Pero si la extensión y la grandeza habían sido dos objetivos básicos, no lo era menos la materia prima del edificio y aquí está quizá lo más extraordinario del hecho: en una ciudad sin piedra ni madera ¿cómo fue posible llevar a cabo semejante obra? ...
La solución a este misterio la trajo el Guadalquivir que era, junto con el Ebro, el único río español navegable. Se convirtió en el nexo de unión entre la ciudad y las fuentes de material pétreo que procedían, de forma casi exclusiva, de las canteras de la Sierra de San Cristóbal. Actualmente, se ubican en el término municipal de El Puerto de Santa María (Cádiz), sin embargo, fueron vecinos de Jerez de la Frontera quienes la extrajeron. De ahí, que el material se llamó siempre cantos de Xerez. Aún hoy día se pueden ver cavidades subterráneas de 22 metros de altura libre que evidencian las grandes cantidades extraídas. Los cantos, de 18 a 20 toneladas en cada viaje, se embarcaban en navíos, los carracones, que en un mes bajaban el río Guadalete, salían a la bahía de Cádiz, remontaban el Guadalquivir hasta la Torre del Oro y regresaban para volver de nuevo cargados. En sentido opuesto, bajaban el río desde la sierra de Segura (Jaén) enormes almadías llamadas piaras de pinos. Pero esta travesía merece otro capítulo.
La piedra de El Puerto de Santa María no era apta para la decoración, por lo que hubo que recurrir a otros materiales. Para las portadas, se trajo piedra desde más lejos y, por lo tanto más cara, que fue transportada en carros o en barcos. Para toda la estatuaria ubicada en los exteriores se recurrió a la cerámica local; para las solerías, a las piedras portuguesas ornamentales; para la escultura de interior, al alabastro aragonés traído por vía marítima; así como a otros materiales de construcción, como la cal o el yeso, de origen comarcal. En varias ocasiones (1467, 1497, 1498 y 1499) se documentan importantes compras de tiestos de cerámica defectuosos a alfares locales para formar las pendientes de las azoteas, prácticamente horizontales.
Los cantos tenían que recorrer un largo camino desde que eran extraídos de las canteras de la Sierra de San Cristóbal hasta que atracaban en el muelle, junto a la Torre del Oro y eran desembarcados por el ingenio -una grúa con un sistema de poleas- para más tarde ser llevados en carretas de bueyes hasta pie de obra. En definitiva, una larga travesía la de los cantos…
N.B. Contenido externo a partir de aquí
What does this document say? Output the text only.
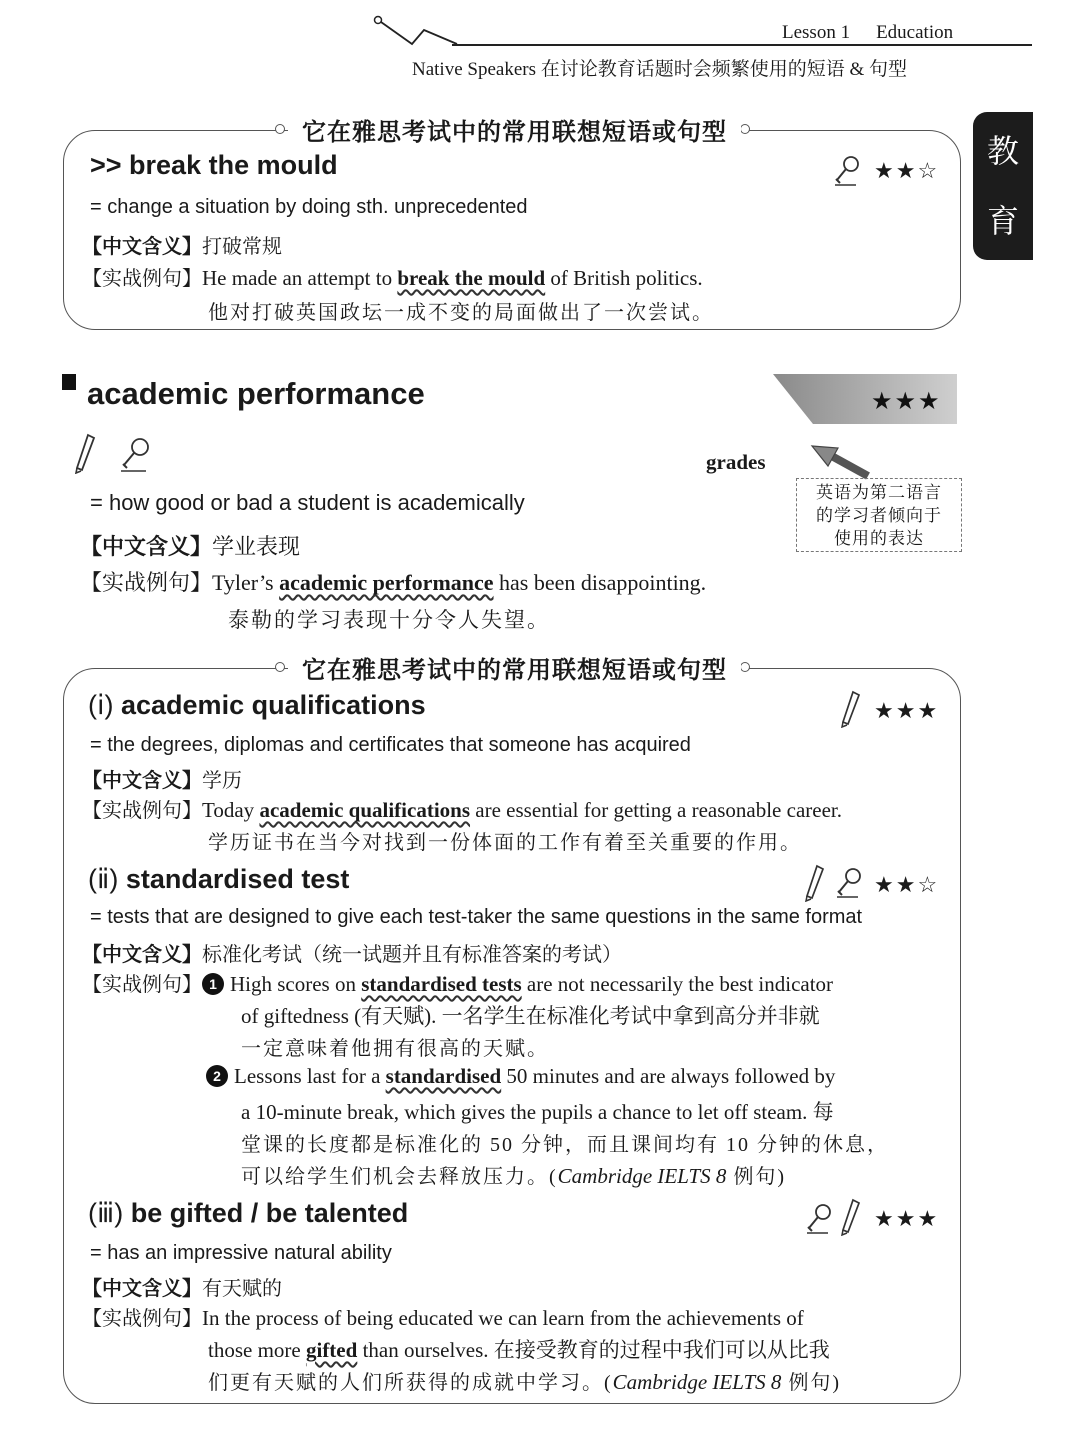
Lesson 1 Education
Native Speakers 在讨论教育话题时会频繁使用的短语 & 句型
教
育
它在雅思考试中的常用联想短语或句型
>> break the mould	★★☆
= change a situation by doing sth. unprecedented
【中文含义】打破常规
【实战例句】He made an attempt to break the mould of British politics.
他对打破英国政坛一成不变的局面做出了一次尝试。
academic performance	★★★
grades
英语为第二语言
的学习者倾向于
使用的表达
= how good or bad a student is academically
【中文含义】学业表现
【实战例句】Tyler’s academic performance has been disappointing.
泰勒的学习表现十分令人失望。
它在雅思考试中的常用联想短语或句型
(ⅰ) academic qualifications	★★★
= the degrees, diplomas and certificates that someone has acquired
【中文含义】学历
【实战例句】Today academic qualifications are essential for getting a reasonable career.
学历证书在当今对找到一份体面的工作有着至关重要的作用。
(ⅱ) standardised test	★★☆
= tests that are designed to give each test-taker the same questions in the same format
【中文含义】标准化考试（统一试题并且有标准答案的考试）
【实战例句】 1 High scores on standardised tests are not necessarily the best indicator
of giftedness (有天赋). 一名学生在标准化考试中拿到高分并非就
一定意味着他拥有很高的天赋。
2 Lessons last for a standardised 50 minutes and are always followed by
a 10-minute break, which gives the pupils a chance to let off steam. 每
堂课的长度都是标准化的 50 分钟，而且课间均有 10 分钟的休息，
可以给学生们机会去释放压力。(Cambridge IELTS 8 例句)
(ⅲ) be gifted / be talented	★★★
= has an impressive natural ability
【中文含义】有天赋的
【实战例句】In the process of being educated we can learn from the achievements of
those more gifted than ourselves. 在接受教育的过程中我们可以从比我
们更有天赋的人们所获得的成就中学习。(Cambridge IELTS 8 例句)
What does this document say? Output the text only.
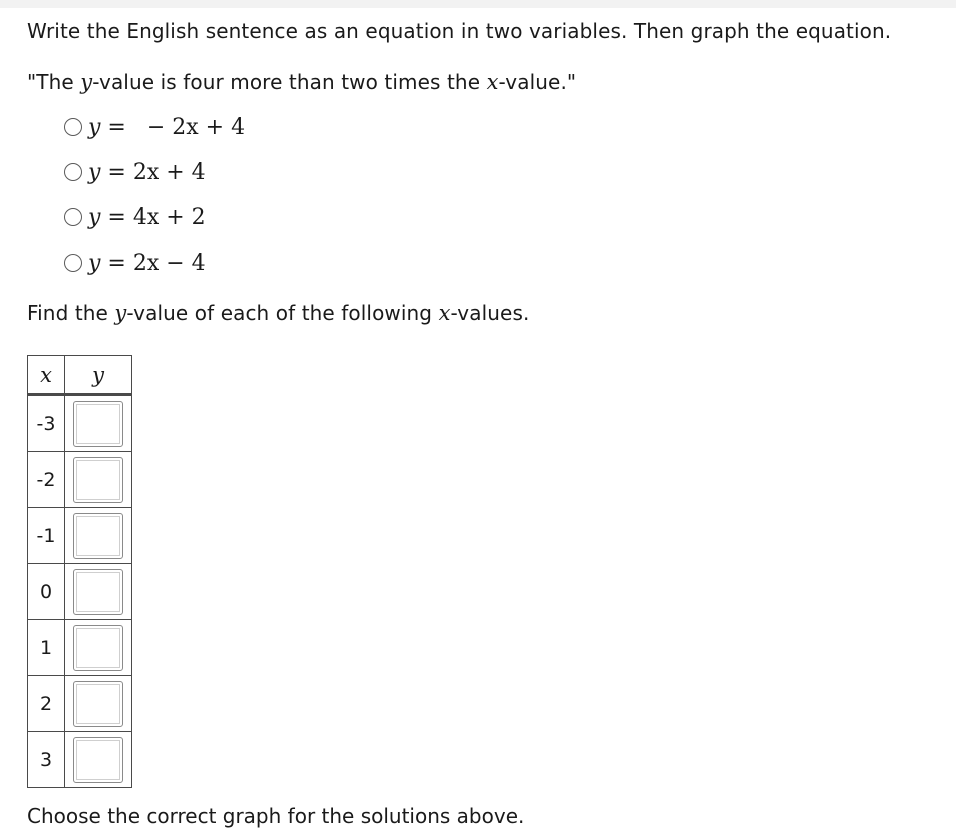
Write the English sentence as an equation in two variables. Then graph the equation.
"The y-value is four more than two times the x-value."
y =   − 2x + 4
y = 2x + 4
y = 4x + 2
y = 2x − 4
Find the y-value of each of the following x-values.
x	y
-3	

-2	

-1	

0	

1	

2	

3	
Choose the correct graph for the solutions above.
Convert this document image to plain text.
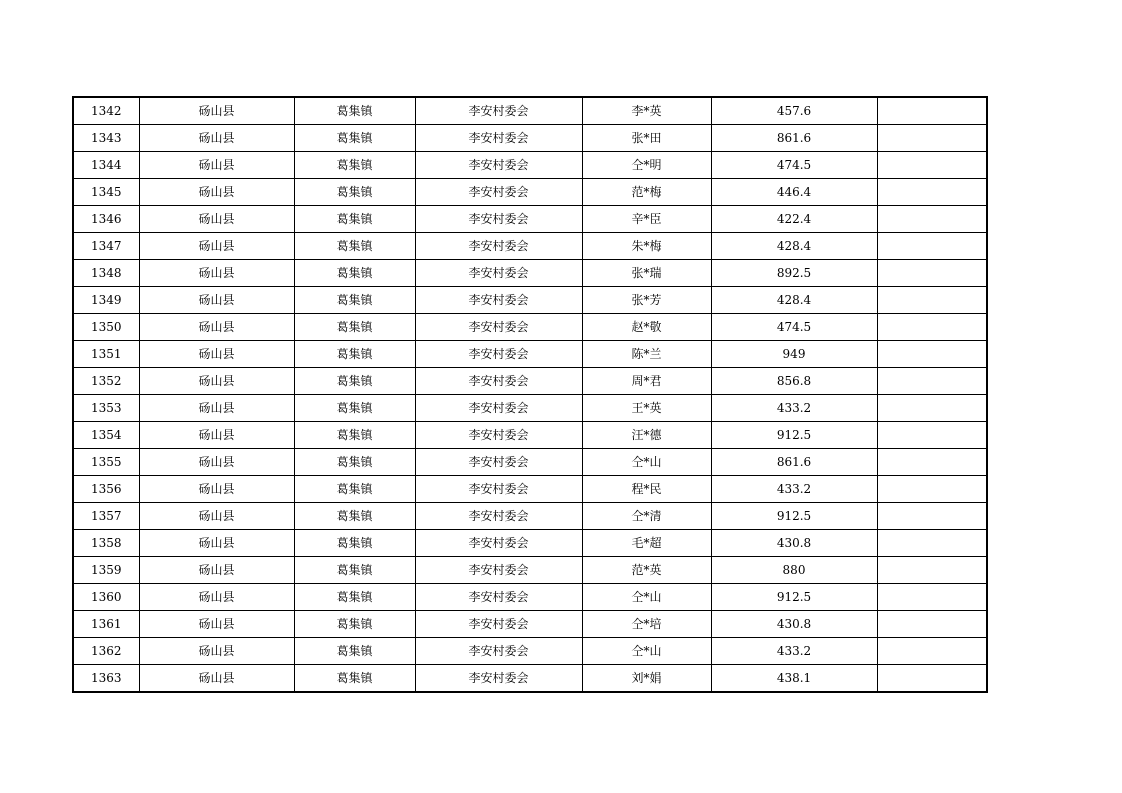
1342	砀山县	葛集镇	李安村委会	李*英	457.6	
1343	砀山县	葛集镇	李安村委会	张*田	861.6	
1344	砀山县	葛集镇	李安村委会	仝*明	474.5	
1345	砀山县	葛集镇	李安村委会	范*梅	446.4	
1346	砀山县	葛集镇	李安村委会	辛*臣	422.4	
1347	砀山县	葛集镇	李安村委会	朱*梅	428.4	
1348	砀山县	葛集镇	李安村委会	张*瑞	892.5	
1349	砀山县	葛集镇	李安村委会	张*芳	428.4	
1350	砀山县	葛集镇	李安村委会	赵*敬	474.5	
1351	砀山县	葛集镇	李安村委会	陈*兰	949	
1352	砀山县	葛集镇	李安村委会	周*君	856.8	
1353	砀山县	葛集镇	李安村委会	王*英	433.2	
1354	砀山县	葛集镇	李安村委会	汪*德	912.5	
1355	砀山县	葛集镇	李安村委会	仝*山	861.6	
1356	砀山县	葛集镇	李安村委会	程*民	433.2	
1357	砀山县	葛集镇	李安村委会	仝*清	912.5	
1358	砀山县	葛集镇	李安村委会	毛*超	430.8	
1359	砀山县	葛集镇	李安村委会	范*英	880	
1360	砀山县	葛集镇	李安村委会	仝*山	912.5	
1361	砀山县	葛集镇	李安村委会	仝*培	430.8	
1362	砀山县	葛集镇	李安村委会	仝*山	433.2	
1363	砀山县	葛集镇	李安村委会	刘*娟	438.1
[editar] Un río de cantos…
Desde que los cantos salían de la Sierra de San Cristóbal hasta que llegaban a pie de obra pasaban por diferentes medios de transporte. Primero, eran las carretas de mulas las que los llevaban por un terreno escarpado hasta el embarcadero de El Portal, construido por el cabildo. Allí los cantos eran embarcados en los carracones, un tipo de navío del que se tiene constancia ya en 1433, en el testamento del canónigo Juan Martínez de Vitoria, en el que se hace referencia a la construcción de dos barcos para traer cantos desde el Puerto de Santa María. Estos datos están recogidos en el Cuaderno de la Clauaçon, iniciado en junio por el propio canónigo, en el que también se habla de los constructores y cómitres.
Tras dejar atrás el muelle del Puerto de Santa María, los carracones cargados con los cantos recorrían la bahía de Cádiz hasta llegar a Sanlúcar de Barrameda y subian por el Guadalquivir hasta alcanzar el muelle de Sevilla que estaba situado cerca de la Torre del Oro, en terrenos de las atarazanas. La construcción de esta instalación portuaria fue posible gracias a que el 30 de agosto de 1477, el cabildo obtiene de la reina Isabel la confirmación del privilegio otorgado por su padre, Juan II, para edificarla. Aunque estaba destinada a facilitar la descarga de los materiales para la obra, mediante un canon también se usaba para embarcar y desembarcar los productos de otros propietarios.
Respecto a los carracones hay que destacar que viajaban acompasados, pues lo habitual era que se descargasen en semanas consecutivas con un intervalo sin descargas. Quizá se quería evitar así acumular demasiado transporte en carretas por las calles de la ciudad o tener una tripulación ociosa a la espera de ser descargada su nave). El período sin descarga lo suponemos dedicado al tornaviaje, la nueva carga y el regreso de nuevo. Como mínimo fue de siete semanas y como máximo de once, siendo el lapso habitual de diez. No hubo interrupciones invernales.
Una vez que atracaban en el muelle, una grúa construida junto a la Torre del Oro era la que se encargaba de desembarcar la piedra. Esta estructura, de carácter giratorio, hallaba su elemento más característico en una gran rueda de madera de encina, que se incorporaba al mástil principal. Accionada por un hombre proporcionaba la fuerza necesaria para elevar los materiales con una cuerda de cáñamo. Se calcula que cada viaje sumaba de 18 a 20 toneladas de piedra. La grúa, así como el muelle, instalaciones sin duda valiosísimas, fueron la causa de que a Sevilla se le adjudicara la exclusiva del comercio con América.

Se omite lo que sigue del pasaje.